Mike Travill, the Liberals’ campaign manager, worries the online respondents mean the survey sample is no longer randomly selected. “That invalidates the poll,” he said.

Travill compared DataPath’s methods to polling shoppers as they enter a mall - convenient, but statistically unreliable.

Nonsense, says pollster Donna Larsen. “They’re totally wrong. They don’t understand their methodology at all.”

The company contacts all respondents with a randomly dialled telephone call. Once a survey is complete, the respondent is asked if he or she would like to receive an email alert for future surveys.

If they agree, respondents join a pool of more than 1,000 Yukoners - only some of whom are contacted during each survey, said Larsen. That’s at odds with Travill’s assertion the company uses “the same 300” respondents “every time.”

As old respondents drop out of the pool, new ones are added. Wednesday’s political poll was roughly split “50-50” between previous and new respondents, said Larsen.

DataPath puts quotas on the number of respondents from Yukon’s rural communities to ensure they’re properly represented in each survey.

Travill suggests the polling firm is slanted against the Liberals. As evidence, he notes that DataPath’s poll preceding the last federal election gave the Liberal incumbent a 20-point lead. In the end, Bagnell lost to the Conservatives’ Ryan Leef.

But if the company’s sample had an anti-Liberal bias, it doesn’t make sense that it would wildly overshoot with one survey, then undershoot in the next, said Larsen.

“That rules out sample bias.”

She insists the federal poll was an accurate reflection of public opinion at the time it was collected, a week and a half before the election.
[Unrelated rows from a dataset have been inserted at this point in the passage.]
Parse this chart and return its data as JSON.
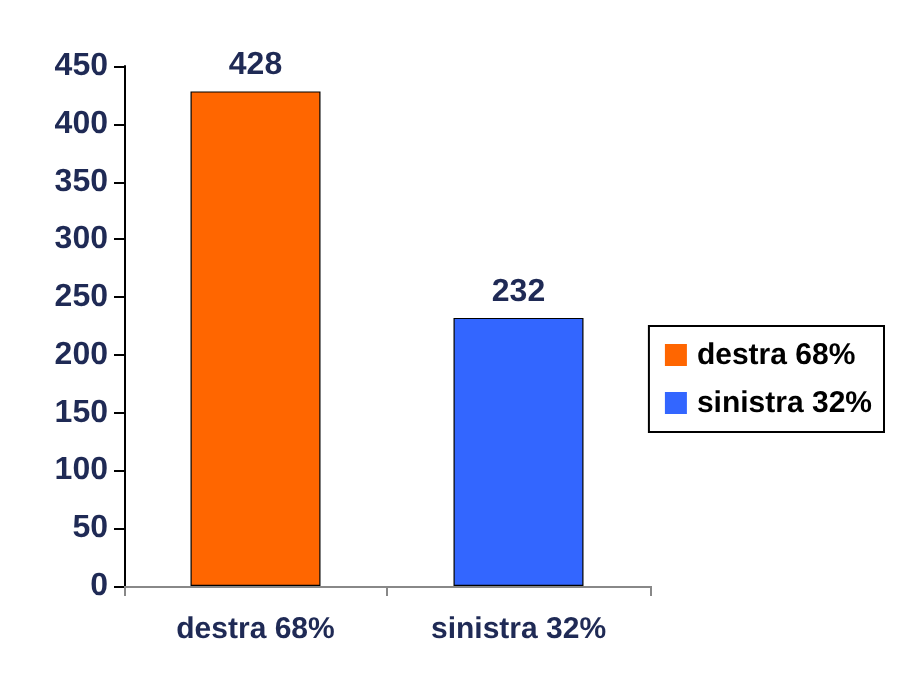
{
  "chart_data": {
    "type": "bar",
    "categories": [
      "destra 68%",
      "sinistra 32%"
    ],
    "stacked": true,
    "series": [
      {
        "name": "destra 68%",
        "color": "#ff6600",
        "values": [
          428,
          null
        ]
      },
      {
        "name": "sinistra 32%",
        "color": "#3366ff",
        "values": [
          null,
          232
        ]
      }
    ],
    "ylim": [
      0,
      450
    ],
    "yticks": [
      0,
      50,
      100,
      150,
      200,
      250,
      300,
      350,
      400,
      450
    ],
    "data_labels": true,
    "grid": false,
    "legend": "right"
  }
}
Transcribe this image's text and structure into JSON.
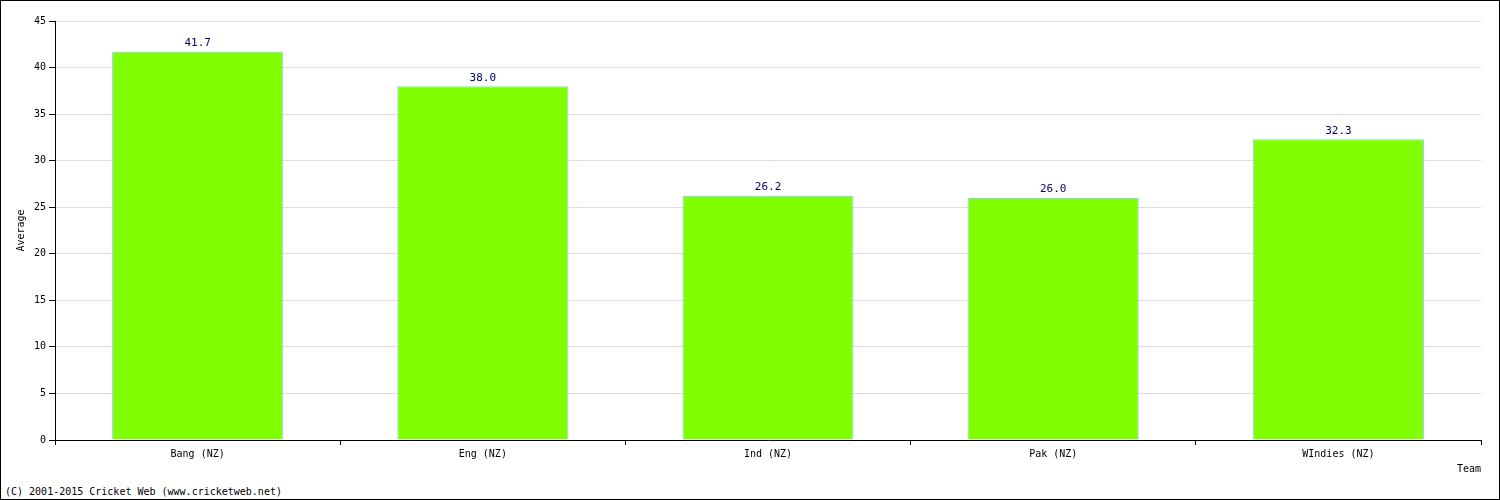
{
  "chart_data": {
    "type": "bar",
    "categories": [
      "Bang (NZ)",
      "Eng (NZ)",
      "Ind (NZ)",
      "Pak (NZ)",
      "WIndies (NZ)"
    ],
    "values": [
      41.7,
      38.0,
      26.2,
      26.0,
      32.3
    ],
    "value_labels": [
      "41.7",
      "38.0",
      "26.2",
      "26.0",
      "32.3"
    ],
    "color": "#80ff00",
    "x_label": "Team",
    "y_label": "Average",
    "annotations": [
      "(C) 2001-2015 Cricket Web (www.cricketweb.net)"
    ],
    "ylim": [
      0,
      45
    ],
    "yticks": [
      0,
      5,
      10,
      15,
      20,
      25,
      30,
      35,
      40,
      45
    ],
    "grid": true,
    "data_labels": true
  }
}
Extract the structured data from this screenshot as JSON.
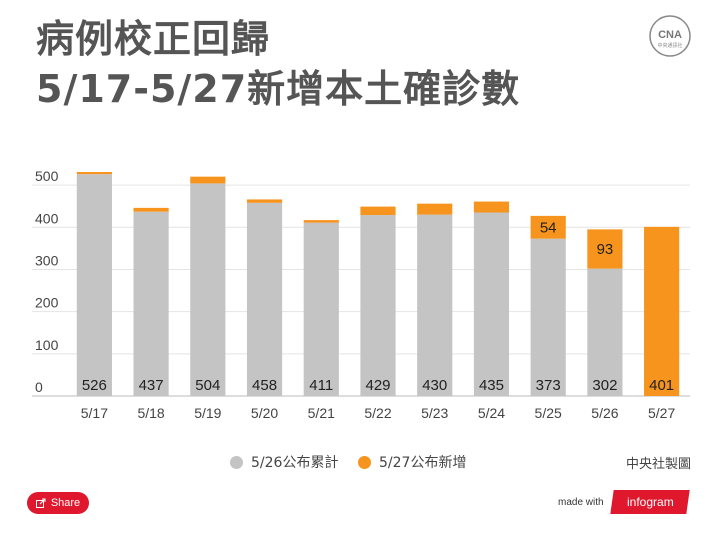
{
  "header": {
    "title_line1": "病例校正回歸",
    "title_line2": "5/17-5/27新增本土確診數"
  },
  "logo": {
    "text": "CNA",
    "subtext": "中央通訊社"
  },
  "chart_data": {
    "type": "bar",
    "stacked": true,
    "categories": [
      "5/17",
      "5/18",
      "5/19",
      "5/20",
      "5/21",
      "5/22",
      "5/23",
      "5/24",
      "5/25",
      "5/26",
      "5/27"
    ],
    "series": [
      {
        "name": "5/26公布累計",
        "color": "#c4c4c4",
        "values": [
          526,
          437,
          504,
          458,
          411,
          429,
          430,
          435,
          373,
          302,
          0
        ]
      },
      {
        "name": "5/27公布新增",
        "color": "#f7941d",
        "values": [
          5,
          9,
          16,
          8,
          6,
          20,
          26,
          26,
          54,
          93,
          401
        ]
      }
    ],
    "data_labels": {
      "base": [
        "526",
        "437",
        "504",
        "458",
        "411",
        "429",
        "430",
        "435",
        "373",
        "302",
        "401"
      ],
      "increment": [
        "",
        "",
        "",
        "",
        "",
        "",
        "",
        "",
        "54",
        "93",
        ""
      ]
    },
    "yticks": [
      0,
      100,
      200,
      300,
      400,
      500
    ],
    "ylim": [
      0,
      550
    ],
    "grid": true,
    "legend_position": "bottom"
  },
  "legend": {
    "items": [
      {
        "label": "5/26公布累計",
        "color": "#c4c4c4"
      },
      {
        "label": "5/27公布新增",
        "color": "#f7941d"
      }
    ]
  },
  "source": "中央社製圖",
  "footer": {
    "share_label": "Share",
    "made_with": "made with",
    "brand": "infogram"
  }
}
But, during the intervening period, Liberal support collapsed across the country.

Larsen also noted another inconsistency with the Liberals’ line of argument. They blame DataPath for handing the Yukon’s federal seat to the Conservatives, by making left-leaning voters, who may have backed Bagnell had they known it was a tight race, feel at ease to vote their conscience for the NDP or Greens.

Yet Liberal Leader Arthur Mitchell declared this week he wasn’t worried about the latest DataPath survey - he said polls don’t sway public opinion.

“Make up your mind,” said Larsen.

Major polling companies around the world use online panels, said Larsen. And she’s right.

But their use is controversial.

Big Canadian pollsters such as Ipsos Reid and Leger Marketing use online panels to conduct their surveys. Yet others, such as Nanos Research, stick strictly with telephone calls.

Polling companies have struggled over the past decade with declining response rates. More Canadians are giving up landlines in favour of tougher-to-reach cellphones. Refusal rates are rising.

Online polling is meant to help fill that gap.

But the question of whether self-selecting, online respondents muck-up a poll’s randomized selection has also concerned national pollsters, following the federal election’s result of a Conservative majority, which few predicted.

But the principals behind Ipsos Reid called this concern “completely ridiculous” in a public letter issued in February.

“Nobody in the world does true random samples for political research. And, nobody has ever conducted a random sample for a political survey in Canada, ever. True random samples take too long, are too expensive, and are overkill for the task at hand.”

Likewise, Larsen says her surveys have almost always proven accurate within several percentage points.

Canada’s industry group for pollsters, the Market Research and Intelligence Association, recommends that its members refrain from reporting margins of error on polls that use internet samples.

That hasn’t stopped companies big and small - including DataPath - from doing so. The association is currently reviewing this policy.

It’s important to remember the limitations of a poll, said Larsen. They’re best considered “a snapshot” of public opinion, and are by no means a prediction.

“Is this the way an election will be two months from now? Not a chance. This is today. This is how people feel right now.”

“Smart” parties use polling data to develop strategy, said Larsen. Insecure ones shoot the messenger.

“If you’re putting out false information, what does that say about who you are? I’m not going out and lying about who you are. It’s very frustrating.”